The decline of Dalit political parties and leaders is often being attributed to the rise of the BJP under the leadership of Narendra Modi. But the history of BSP’s downhill journey can be traced to the pre-Modi era. It needs to be mentioned that BSP lost the UP Assembly election of 2012 to the Samajwadi Party and not the BJP, two years before the advent of Modi. Mayawati became the first
chief minister of UP to complete full term after over six long decades.
She lost the 2012 election notwithstanding the fact that on law and order front her performance was rated better than her predecessors by many political analysts. Some even give more marks to her on this count than the present Yogi government. There is an argument that BSP became a rudderless ship and Mayawati became weak after the death of its founder Kanshi Ram. But the fact is that Kanshi Ram died on October 9, 2006, that is several months before Mayawati alone led the BSP to victory in the summer of 2007.
The big question then is: If Mayawati was really a good administrator then why she lost in 2012 Assembly poll in which the BJP was relegated to third position and subsequent elections and this time her party could win only one seat in Uttar Pradesh? Was there some other reason behind her becoming so irrelevant not only in the national politics, but even in UP where she had served as the chief minister for four times.
Some watchers of Dalit politics are of the view that the prompt implementation of the Scheduled Castes and Scheduled Tribes (Prevention of Atrocities) Act, 1989 drove the non-Dalit supporters away from the BSP.
However, many non-Dalits alleged that this Act was misused to falsely implicate innocent people. But the BSP’s Dalit supporters believed that hate crimes and discrimination against them came down during the Mayawati rule. They give credit to the proper implementation of the 1989 Act.

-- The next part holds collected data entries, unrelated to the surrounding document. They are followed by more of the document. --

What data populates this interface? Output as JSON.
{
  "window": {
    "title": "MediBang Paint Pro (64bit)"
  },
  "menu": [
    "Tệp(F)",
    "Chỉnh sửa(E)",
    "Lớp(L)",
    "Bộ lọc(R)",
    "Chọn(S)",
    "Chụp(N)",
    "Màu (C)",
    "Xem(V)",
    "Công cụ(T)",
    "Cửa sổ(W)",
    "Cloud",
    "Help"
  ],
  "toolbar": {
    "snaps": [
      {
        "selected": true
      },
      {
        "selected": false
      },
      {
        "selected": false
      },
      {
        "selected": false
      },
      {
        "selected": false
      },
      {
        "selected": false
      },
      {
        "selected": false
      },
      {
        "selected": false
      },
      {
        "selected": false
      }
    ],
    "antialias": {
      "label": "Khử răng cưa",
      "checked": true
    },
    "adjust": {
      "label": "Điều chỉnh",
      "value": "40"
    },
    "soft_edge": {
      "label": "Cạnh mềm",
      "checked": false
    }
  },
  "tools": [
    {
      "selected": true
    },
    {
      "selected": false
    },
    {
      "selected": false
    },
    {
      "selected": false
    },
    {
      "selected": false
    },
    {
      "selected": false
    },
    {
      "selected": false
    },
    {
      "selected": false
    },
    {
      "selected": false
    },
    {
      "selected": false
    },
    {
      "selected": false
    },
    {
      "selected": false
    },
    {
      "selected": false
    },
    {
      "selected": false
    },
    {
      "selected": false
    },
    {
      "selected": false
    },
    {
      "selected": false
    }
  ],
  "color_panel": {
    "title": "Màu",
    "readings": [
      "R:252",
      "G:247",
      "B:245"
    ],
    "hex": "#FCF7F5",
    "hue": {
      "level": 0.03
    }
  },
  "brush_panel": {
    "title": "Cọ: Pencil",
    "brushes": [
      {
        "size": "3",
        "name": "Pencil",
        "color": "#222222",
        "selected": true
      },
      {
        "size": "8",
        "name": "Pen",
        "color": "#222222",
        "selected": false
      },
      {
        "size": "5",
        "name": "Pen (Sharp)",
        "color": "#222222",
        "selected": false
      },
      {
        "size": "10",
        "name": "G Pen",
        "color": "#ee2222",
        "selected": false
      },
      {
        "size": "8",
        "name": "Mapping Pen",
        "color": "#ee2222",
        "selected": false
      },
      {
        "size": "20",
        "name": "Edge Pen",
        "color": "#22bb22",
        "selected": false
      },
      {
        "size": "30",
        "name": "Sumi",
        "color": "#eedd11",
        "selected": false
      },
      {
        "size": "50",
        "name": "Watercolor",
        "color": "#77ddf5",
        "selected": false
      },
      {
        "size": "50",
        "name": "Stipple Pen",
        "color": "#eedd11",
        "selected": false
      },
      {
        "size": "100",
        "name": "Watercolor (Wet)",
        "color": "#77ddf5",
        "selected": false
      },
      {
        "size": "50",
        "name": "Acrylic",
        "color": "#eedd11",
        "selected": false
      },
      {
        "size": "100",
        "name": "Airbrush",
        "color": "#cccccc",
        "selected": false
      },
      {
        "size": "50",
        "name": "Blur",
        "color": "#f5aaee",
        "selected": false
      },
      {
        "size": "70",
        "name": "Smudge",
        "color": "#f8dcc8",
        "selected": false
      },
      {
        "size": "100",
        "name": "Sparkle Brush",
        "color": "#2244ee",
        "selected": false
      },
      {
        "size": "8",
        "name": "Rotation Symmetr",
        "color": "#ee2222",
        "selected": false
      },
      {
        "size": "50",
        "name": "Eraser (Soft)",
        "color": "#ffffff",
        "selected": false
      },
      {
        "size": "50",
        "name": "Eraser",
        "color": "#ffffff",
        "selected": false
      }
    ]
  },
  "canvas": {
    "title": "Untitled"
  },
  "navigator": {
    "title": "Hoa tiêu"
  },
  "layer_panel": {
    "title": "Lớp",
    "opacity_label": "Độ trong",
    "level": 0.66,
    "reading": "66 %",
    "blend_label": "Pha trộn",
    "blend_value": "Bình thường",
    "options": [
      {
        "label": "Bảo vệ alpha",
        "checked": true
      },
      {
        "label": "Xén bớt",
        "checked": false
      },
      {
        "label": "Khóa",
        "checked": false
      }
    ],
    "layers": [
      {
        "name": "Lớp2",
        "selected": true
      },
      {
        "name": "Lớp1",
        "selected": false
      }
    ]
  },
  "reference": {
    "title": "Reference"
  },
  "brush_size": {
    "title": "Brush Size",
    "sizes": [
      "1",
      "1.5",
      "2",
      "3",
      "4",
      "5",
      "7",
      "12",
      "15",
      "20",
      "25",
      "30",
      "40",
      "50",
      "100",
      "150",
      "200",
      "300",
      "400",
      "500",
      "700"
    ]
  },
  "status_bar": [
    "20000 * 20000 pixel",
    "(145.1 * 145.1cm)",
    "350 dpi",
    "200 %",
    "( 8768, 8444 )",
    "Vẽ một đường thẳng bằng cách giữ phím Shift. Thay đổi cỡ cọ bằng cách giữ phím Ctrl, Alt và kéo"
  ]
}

Anyway the Brahmins, who were instrumental in her victory in 2007, distanced themselves from the BSP in 2012, that is even before the rise of Narendra Modi. In 2014, though the BSP drew blank, it got 19.82 per cent votes against 27.42 per cent in the 2009 Lok Sabha poll. In the past elections the BSP would often get votes of a sizeable number of Muslims. This was so notwithstanding the fact that in the past she had joined hands with the saffron party.
This time the BSP’s vote share came down from 22.2 per cent in 2017 to 12.88 per cent. Some political pundits are of the view that the BSP leadership gave enough hint to its supporters to shift their votes to the BJP if they think that the Samajwadi Party is likely to win in that particular constituency. There are at least two reasons for this strategy.
First, Mayawati wanted to keep the Union government in good humour and thus save her skin from central agencies.
Secondly, Jatavs, the caste to which Mayawati belongs, and other SCs do not have a cordial relationship with the Jats in west UP and with Yadavs in the rest of the state. The BJP succeeded in exploiting this social contradiction.
The fall of Mayawati in the state with the highest Dalit population deserves to be analysed in more ways than just the rise of Moditva. If the strict implementation of 1989 Act against the atrocities on them is one of the important reasons, the whole issue of empowerment of Dalits needs to be seen in a different light. It raises a question: is the society still not prepared to do justice to Dalits?